Recommended Health Tests from the National Breed Club:
- Hip Evaluation
- Ophthalmologist Evaluation
Shetland Sheepdogs were originally bred on the rocky Shetland Islands, the United Kingdom’s northernmost point. They were employed by farmers to herd sheep, ponies, and poultry. (“Toonie dog” was an old slang name for Shelties, “toon” being a Shetland word for farm.)
There’s a reason why the Sheltie was bred smaller than his close cousin, the rough-coat Collie. Thanks to their compact size, the Sheltie eats less than the Collie and other large herding dogs. This is an important consideration in the harsh, cold climate of the breed’s homeland, where food can be scarce. This also explains the diminutive size of Shetland ponies.
Exactly when Collies were imported to the island from the Scottish mainland and bred down to Sheltie size is a detail lost to history, as the islands’ breeders left behind no written records. And, because the islands were so inaccessible, Shelties lived in virtual isolation from other breeds and were nearly unknown in the rest of Britain until the early 20th century.

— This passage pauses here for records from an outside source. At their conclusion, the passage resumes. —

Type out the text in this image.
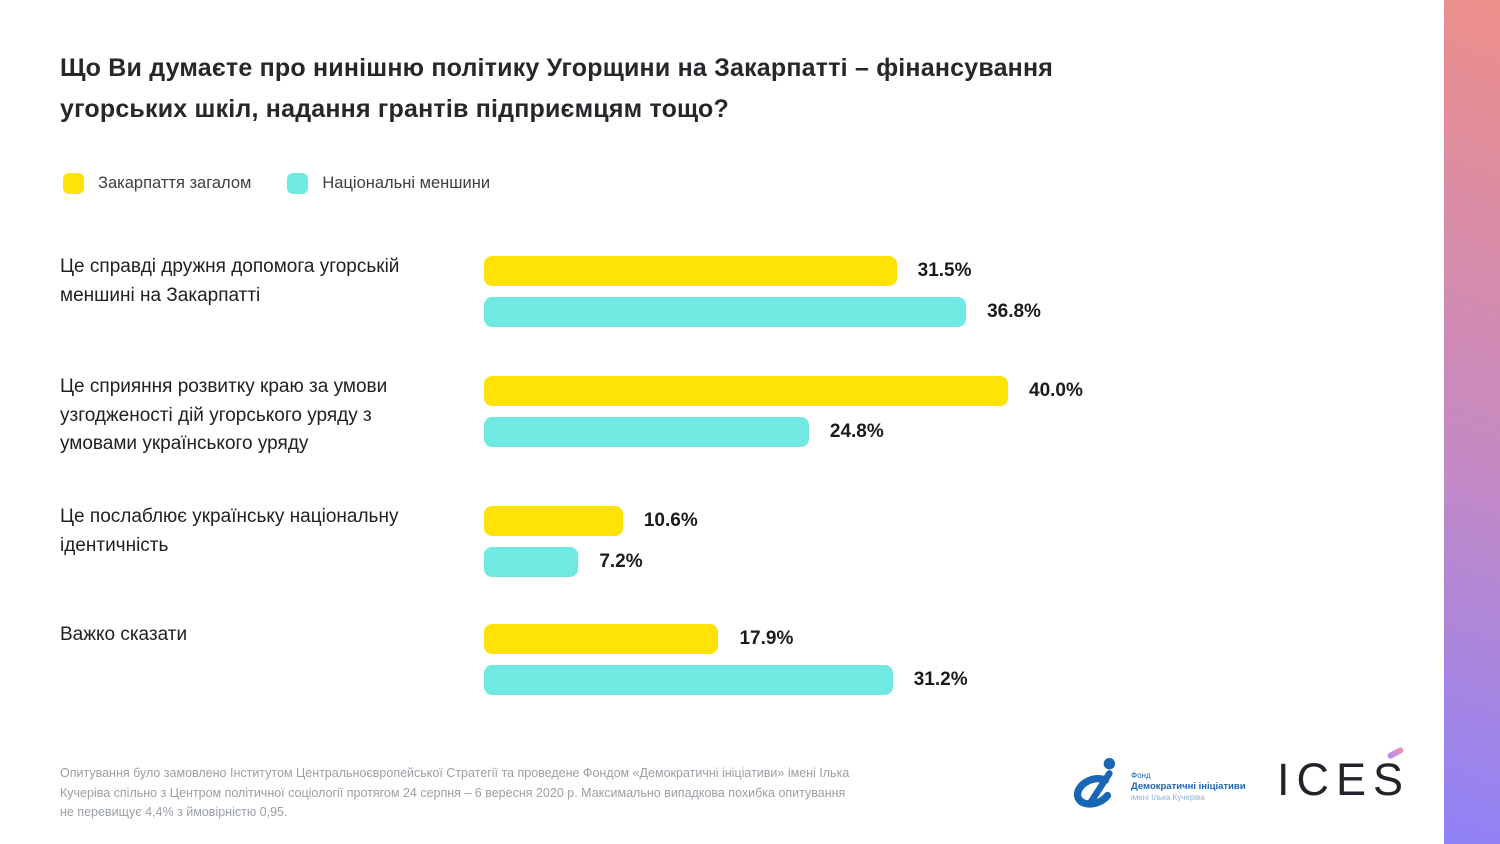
Що Ви думаєте про нинішню політику Угорщини на Закарпатті – фінансування угорських шкіл, надання грантів підприємцям тощо?
Закарпаття загалом	Національні меншини
Це справді дружня допомога угорській меншині на Закарпатті
31.5%
36.8%
Це сприяння розвитку краю за умови узгодженості дій угорського уряду з умовами українського уряду
40.0%
24.8%
Це послаблює українську національну ідентичність
10.6%
7.2%
Важко сказати	17.9%
31.2%

Опитування було замовлено Інститутом Центральноєвропейської Стратегії та проведене Фондом «Демократичні ініціативи» імені Ілька Кучеріва спільно з Центром політичної соціології протягом 24 серпня – 6 вересня 2020 р. Максимально випадкова похибка опитування не перевищує 4,4% з ймовірністю 0,95.

Фонд
Демократичні ініціативи
імені Ілька Кучеріва	ICES
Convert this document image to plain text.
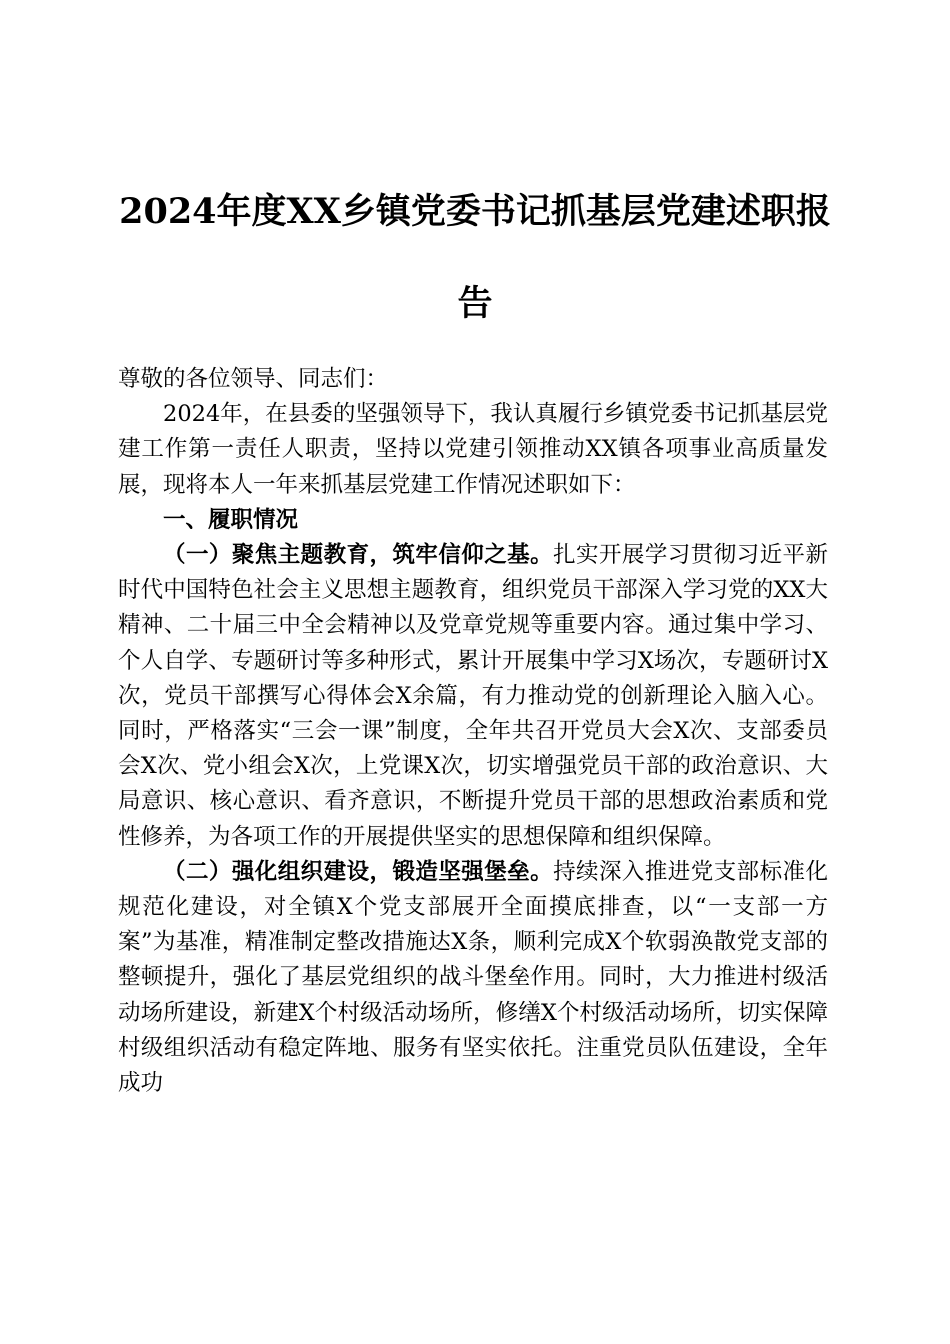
2024年度XX乡镇党委书记抓基层党建述职报告

尊敬的各位领导、同志们：

2024年，在县委的坚强领导下，我认真履行乡镇党委书记抓基层党建工作第一责任人职责，坚持以党建引领推动XX镇各项事业高质量发展，现将本人一年来抓基层党建工作情况述职如下：

一、履职情况

（一）聚焦主题教育，筑牢信仰之基。扎实开展学习贯彻习近平新时代中国特色社会主义思想主题教育，组织党员干部深入学习党的XX大精神、二十届三中全会精神以及党章党规等重要内容。通过集中学习、个人自学、专题研讨等多种形式，累计开展集中学习X场次，专题研讨X次，党员干部撰写心得体会X余篇，有力推动党的创新理论入脑入心。同时，严格落实“三会一课”制度，全年共召开党员大会X次、支部委员会X次、党小组会X次，上党课X次，切实增强党员干部的政治意识、大局意识、核心意识、看齐意识，不断提升党员干部的思想政治素质和党性修养，为各项工作的开展提供坚实的思想保障和组织保障。

（二）强化组织建设，锻造坚强堡垒。持续深入推进党支部标准化规范化建设，对全镇X个党支部展开全面摸底排查，以“一支部一方案”为基准，精准制定整改措施达X条，顺利完成X个软弱涣散党支部的整顿提升，强化了基层党组织的战斗堡垒作用。同时，大力推进村级活动场所建设，新建X个村级活动场所，修缮X个村级活动场所，切实保障村级组织活动有稳定阵地、服务有坚实依托。注重党员队伍建设，全年成功
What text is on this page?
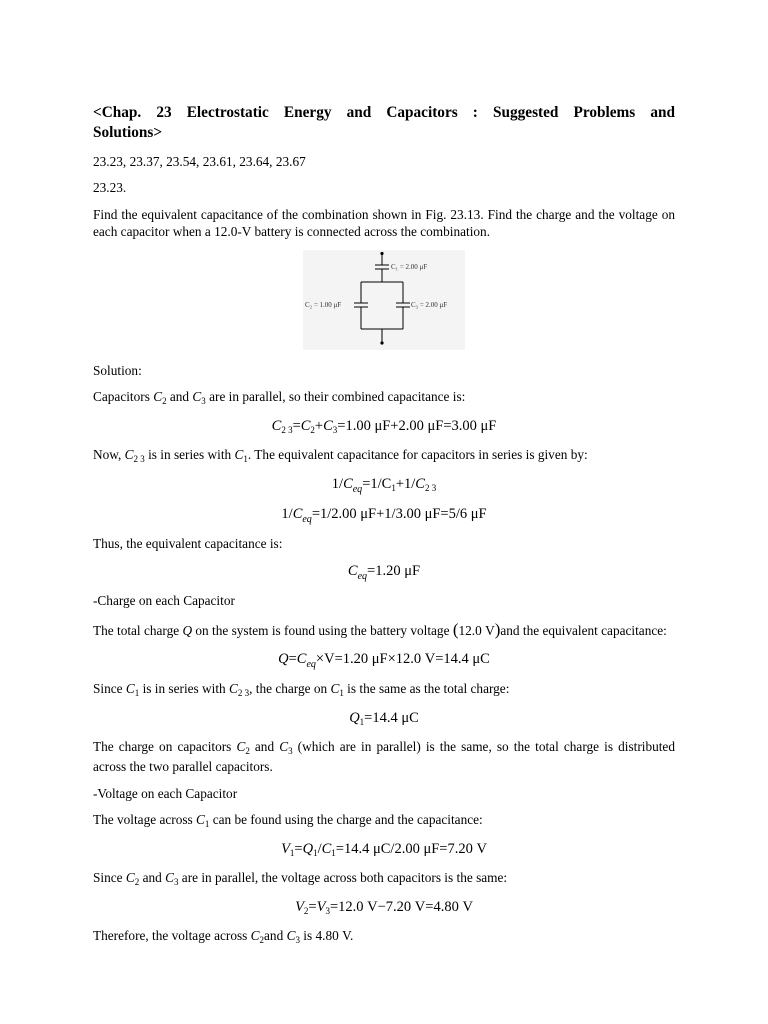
<Chap. 23 Electrostatic Energy and Capacitors : Suggested Problems and
Solutions>

23.23, 23.37, 23.54, 23.61, 23.64, 23.67

23.23.

Find the equivalent capacitance of the combination shown in Fig. 23.13. Find the charge and the voltage on each capacitor when a 12.0-V battery is connected across the combination.

C₁ = 2.00 μF
C₂ = 1.00 μF	C₃ = 2.00 μF

Solution:

Capacitors $C_2$ and $C_3$ are in parallel, so their combined capacitance is:

$C_{2 3}=C_2+C_3=1.00$ μF+2.00 μF=3.00 μF

Now, $C_{2 3}$ is in series with $C_1$. The equivalent capacitance for capacitors in series is given by:

$1/C_{eq}=1/C_1+1/C_{2 3}$
$1/C_{eq}=1/2.00$ μF+1/3.00 μF=5/6 μF

Thus, the equivalent capacitance is:

$C_{eq}=1.20$ μF

-Charge on each Capacitor

The total charge Q on the system is found using the battery voltage (12.0 V)and the equivalent capacitance:

$Q=C_{eq}\times V=1.20$ μF×12.0 V=14.4 μC

Since $C_1$ is in series with $C_{2 3}$, the charge on $C_1$ is the same as the total charge:

$Q_1=14.4$ μC

The charge on capacitors $C_2$ and $C_3$ (which are in parallel) is the same, so the total charge is distributed across the two parallel capacitors.

-Voltage on each Capacitor

The voltage across $C_1$ can be found using the charge and the capacitance:

$V_1=Q_1/C_1=14.4$ μC/2.00 μF=7.20 V

Since $C_2$ and $C_3$ are in parallel, the voltage across both capacitors is the same:

$V_2=V_3=12.0$ V−7.20 V=4.80 V

Therefore, the voltage across $C_2and$ $C_3$ is 4.80 V.
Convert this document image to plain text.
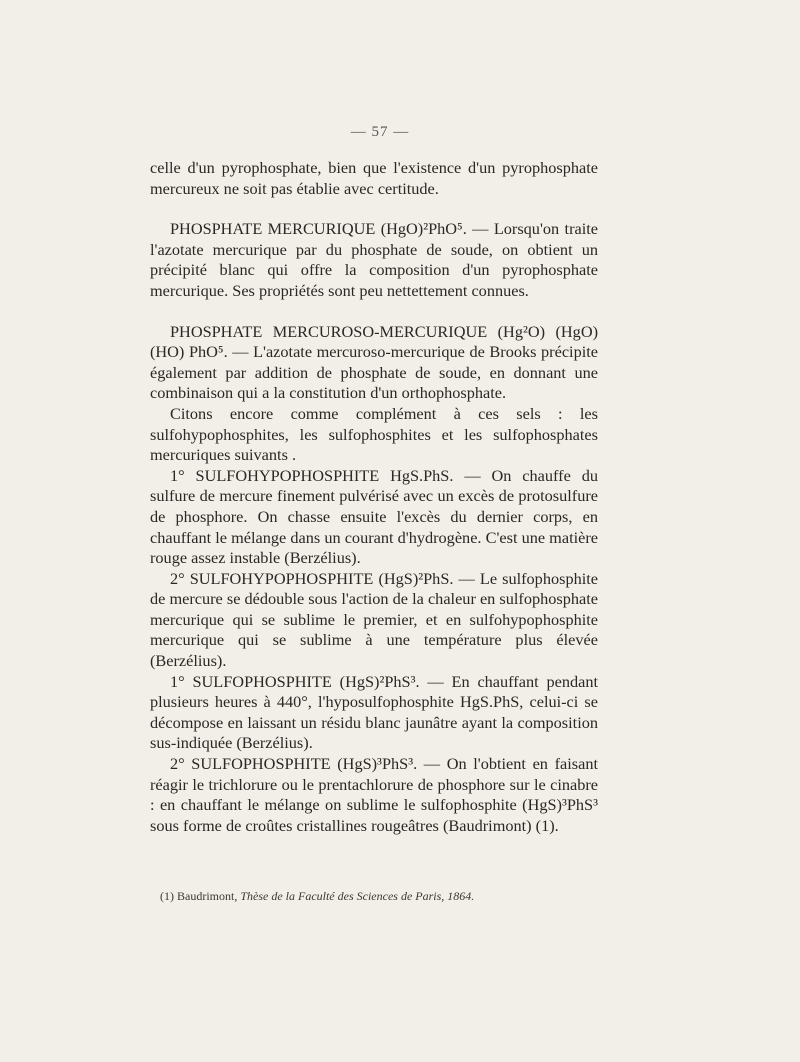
— 57 —

celle d'un pyrophosphate, bien que l'existence d'un pyrophosphate mercureux ne soit pas établie avec certitude.

PHOSPHATE MERCURIQUE (HgO)²PhO⁵. — Lorsqu'on traite l'azotate mercurique par du phosphate de soude, on obtient un précipité blanc qui offre la composition d'un pyrophosphate mercurique. Ses propriétés sont peu nettettement connues.

PHOSPHATE MERCUROSO-MERCURIQUE (Hg²O) (HgO) (HO) PhO⁵. — L'azotate mercuroso-mercurique de Brooks précipite également par addition de phosphate de soude, en donnant une combinaison qui a la constitution d'un orthophosphate.

Citons encore comme complément à ces sels : les sulfohypophosphites, les sulfophosphites et les sulfophosphates mercuriques suivants .

1° SULFOHYPOPHOSPHITE HgS.PhS. — On chauffe du sulfure de mercure finement pulvérisé avec un excès de protosulfure de phosphore. On chasse ensuite l'excès du dernier corps, en chauffant le mélange dans un courant d'hydrogène. C'est une matière rouge assez instable (Berzélius).

2° SULFOHYPOPHOSPHITE (HgS)²PhS. — Le sulfophosphite de mercure se dédouble sous l'action de la chaleur en sulfophosphate mercurique qui se sublime le premier, et en sulfohypophosphite mercurique qui se sublime à une température plus élevée (Berzélius).

1° SULFOPHOSPHITE (HgS)²PhS³. — En chauffant pendant plusieurs heures à 440°, l'hyposulfophosphite HgS.PhS, celui-ci se décompose en laissant un résidu blanc jaunâtre ayant la composition sus-indiquée (Berzélius).

2° SULFOPHOSPHITE (HgS)³PhS³. — On l'obtient en faisant réagir le trichlorure ou le prentachlorure de phosphore sur le cinabre : en chauffant le mélange on sublime le sulfophosphite (HgS)³PhS³ sous forme de croûtes cristallines rougeâtres (Baudrimont) (1).

(1) Baudrimont, Thèse de la Faculté des Sciences de Paris, 1864.
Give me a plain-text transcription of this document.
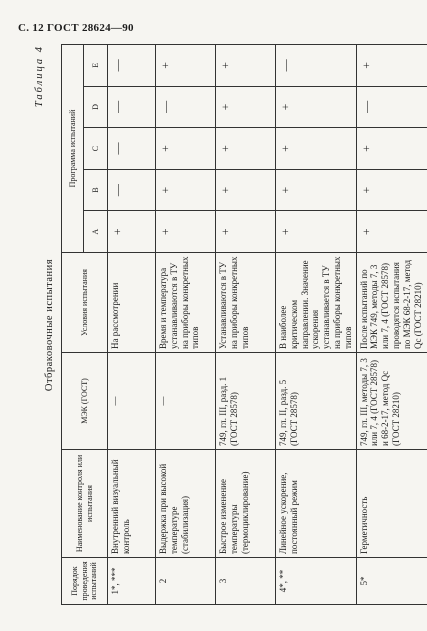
С. 12 ГОСТ 28624—90
Таблица 4
Отбраковочные испытания
Порядок проведения испытаний	Наименование контроля или испытания	МЭК (ГОСТ)	Условия испытания	Программа испытаний				
				A	B	C	D	E
1*, ***	Внутренний визуальный контроль	—	На рассмотрении	+	—	—	—	—
2	Выдержка при высокой температуре (стабилизация)	—	Время и температура устанавливаются в ТУ на приборы конкретных типов	+	+	+	—	+
3	Быстрое изменение температуры (термоциклирование)	749, гл. III, разд. 1 (ГОСТ 28578)	Устанавливаются в ТУ на приборы конкретных типов	+	+	+	+	+
4*, **	Линейное ускорение, постоянный режим	749, гл. II, разд. 5 (ГОСТ 28578)	В наиболее критическом направлении. Значение ускорения устанавливается в ТУ на приборы конкретных типов	+	+	+	+	—
5*	Герметичность	749, гл. III, методы 7, 3 или 7, 4 (ГОСТ 28578) и 68-2-17, метод Qc (ГОСТ 28210)	После испытаний по МЭК 749, методы 7, 3 или 7, 4 (ГОСТ 28578) проводятся испытания по МЭК 68-2-17, метод Qc (ГОСТ 28210)	+	+	+	—	+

The Sheltie was first recognized by the Kennel Club (England), as the Shetland Collie, in 1909. Under pressure from Collie fanciers, the breed name was changed soon after to Shetland Sheepdog. The AKC registered its first dog of this remarkably bright and obedient breed in 1911.
Did You Know?
The American Shetland Sheepdog Association, parent club of the breed, was organized at the Westminster Kennel Club in 1929,
and held its first specialty show in 1933.
- The Sheltie was officially recognized by the English Kennel Club in 1909 but did not receive separate classification as the Sheltie (apart from Collie) until 1914.
- The Sheltie is one of the most successful obedience breeds.
The first Sheltie registered by the AKC (1911) was "Lord Scott", who was imported from Shetland by John G. Sherman, Jr. of New York.